According to the North Carolina State Board of Elections, this means the voter does not prefer any of the candidates on the ballot but it does not mean every candidate gets a vote.

Here's how the law reads:

163-213.7. Voting in presidential preference primary; ballots.

The names of all candidates in the presidential preference primary shall appear at an appropriate place on the ballot or voting machine. In addition the State Board of Elections shall provide a category on the ballot or voting machine allowing voters in each political party to vote an "uncommitted" or "no preference" status. The voter shall be able to cast his ballot for one of the presidential candidates of a political party or for an "uncommitted" or "no preference" status, but shall not be permitted to vote for candidates or "uncommitted" status of a political party different from his registration. Persons registered as "Unaffiliated" shall not participate in the presidential primary except as provided in G.S. 163-119. (1971, c. 225; 1975, c. 744; 1993 (Reg.
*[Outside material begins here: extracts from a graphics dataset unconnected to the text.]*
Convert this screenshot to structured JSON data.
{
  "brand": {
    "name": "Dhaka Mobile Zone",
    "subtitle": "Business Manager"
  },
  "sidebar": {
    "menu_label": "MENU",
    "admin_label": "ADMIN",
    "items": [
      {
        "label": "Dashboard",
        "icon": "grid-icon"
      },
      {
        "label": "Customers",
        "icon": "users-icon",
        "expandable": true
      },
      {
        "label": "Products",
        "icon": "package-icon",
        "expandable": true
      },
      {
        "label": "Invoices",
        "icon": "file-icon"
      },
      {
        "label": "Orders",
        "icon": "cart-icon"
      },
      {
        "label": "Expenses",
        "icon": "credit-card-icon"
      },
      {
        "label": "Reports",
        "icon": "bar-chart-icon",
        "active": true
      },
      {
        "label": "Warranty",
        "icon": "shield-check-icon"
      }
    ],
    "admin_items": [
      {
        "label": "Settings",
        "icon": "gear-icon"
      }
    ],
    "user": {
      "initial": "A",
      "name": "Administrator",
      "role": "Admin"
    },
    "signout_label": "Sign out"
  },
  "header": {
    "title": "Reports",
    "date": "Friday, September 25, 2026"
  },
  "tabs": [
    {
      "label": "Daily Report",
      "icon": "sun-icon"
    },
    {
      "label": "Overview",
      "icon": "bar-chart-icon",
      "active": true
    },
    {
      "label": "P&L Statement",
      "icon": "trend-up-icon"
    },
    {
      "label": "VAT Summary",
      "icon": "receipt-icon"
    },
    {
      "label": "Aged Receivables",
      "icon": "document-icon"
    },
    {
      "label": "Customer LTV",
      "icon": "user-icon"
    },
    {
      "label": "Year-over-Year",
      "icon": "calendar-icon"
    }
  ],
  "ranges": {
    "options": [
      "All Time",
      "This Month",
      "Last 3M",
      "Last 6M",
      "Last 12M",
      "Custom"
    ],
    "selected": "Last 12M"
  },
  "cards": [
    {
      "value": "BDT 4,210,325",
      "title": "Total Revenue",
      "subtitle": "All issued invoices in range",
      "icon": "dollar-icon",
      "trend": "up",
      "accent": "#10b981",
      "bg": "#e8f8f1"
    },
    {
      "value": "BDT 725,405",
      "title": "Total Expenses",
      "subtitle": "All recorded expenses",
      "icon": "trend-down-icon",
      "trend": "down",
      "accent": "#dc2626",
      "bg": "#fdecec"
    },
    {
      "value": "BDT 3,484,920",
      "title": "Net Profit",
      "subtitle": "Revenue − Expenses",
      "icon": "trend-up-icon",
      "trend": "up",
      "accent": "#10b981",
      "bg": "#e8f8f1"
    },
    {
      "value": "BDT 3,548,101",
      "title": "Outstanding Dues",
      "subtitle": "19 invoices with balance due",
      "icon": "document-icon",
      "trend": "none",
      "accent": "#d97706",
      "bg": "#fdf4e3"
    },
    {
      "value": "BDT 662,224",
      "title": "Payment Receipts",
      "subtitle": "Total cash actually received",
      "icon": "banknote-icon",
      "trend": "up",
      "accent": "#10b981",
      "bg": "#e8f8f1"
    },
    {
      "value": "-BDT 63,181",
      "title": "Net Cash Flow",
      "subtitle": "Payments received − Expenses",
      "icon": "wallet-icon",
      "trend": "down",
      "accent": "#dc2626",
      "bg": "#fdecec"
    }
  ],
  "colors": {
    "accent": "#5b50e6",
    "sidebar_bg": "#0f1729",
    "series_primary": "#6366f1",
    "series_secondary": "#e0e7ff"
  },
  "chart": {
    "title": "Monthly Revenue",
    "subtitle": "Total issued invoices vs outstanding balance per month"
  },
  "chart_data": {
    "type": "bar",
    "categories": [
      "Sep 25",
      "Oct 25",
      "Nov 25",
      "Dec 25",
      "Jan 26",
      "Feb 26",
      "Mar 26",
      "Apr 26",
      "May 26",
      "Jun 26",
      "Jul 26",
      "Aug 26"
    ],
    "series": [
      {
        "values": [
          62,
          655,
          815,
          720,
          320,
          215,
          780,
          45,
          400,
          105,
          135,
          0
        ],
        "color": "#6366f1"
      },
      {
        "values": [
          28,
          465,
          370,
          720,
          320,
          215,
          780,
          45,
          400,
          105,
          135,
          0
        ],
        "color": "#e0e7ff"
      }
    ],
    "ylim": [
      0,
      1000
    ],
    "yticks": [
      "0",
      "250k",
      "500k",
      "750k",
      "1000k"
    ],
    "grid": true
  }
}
Sess., 1994), c. 762, s. 52; 2004-127, s. 11; 2017-6, s. 3; 2018-146, s. 3.1(a), (b).)

Presidential primaries feature this option because delegates are at stake, and if "No Preference" reaches a certain threshold - at least 15 percent of the votes for Democrats - then "No Preference" could "win" delegates per party rules.

Of course, if those delegates go to "No Preference," they are not being won by another candidate, who needs to win a certain amount of delegates to win the nomination.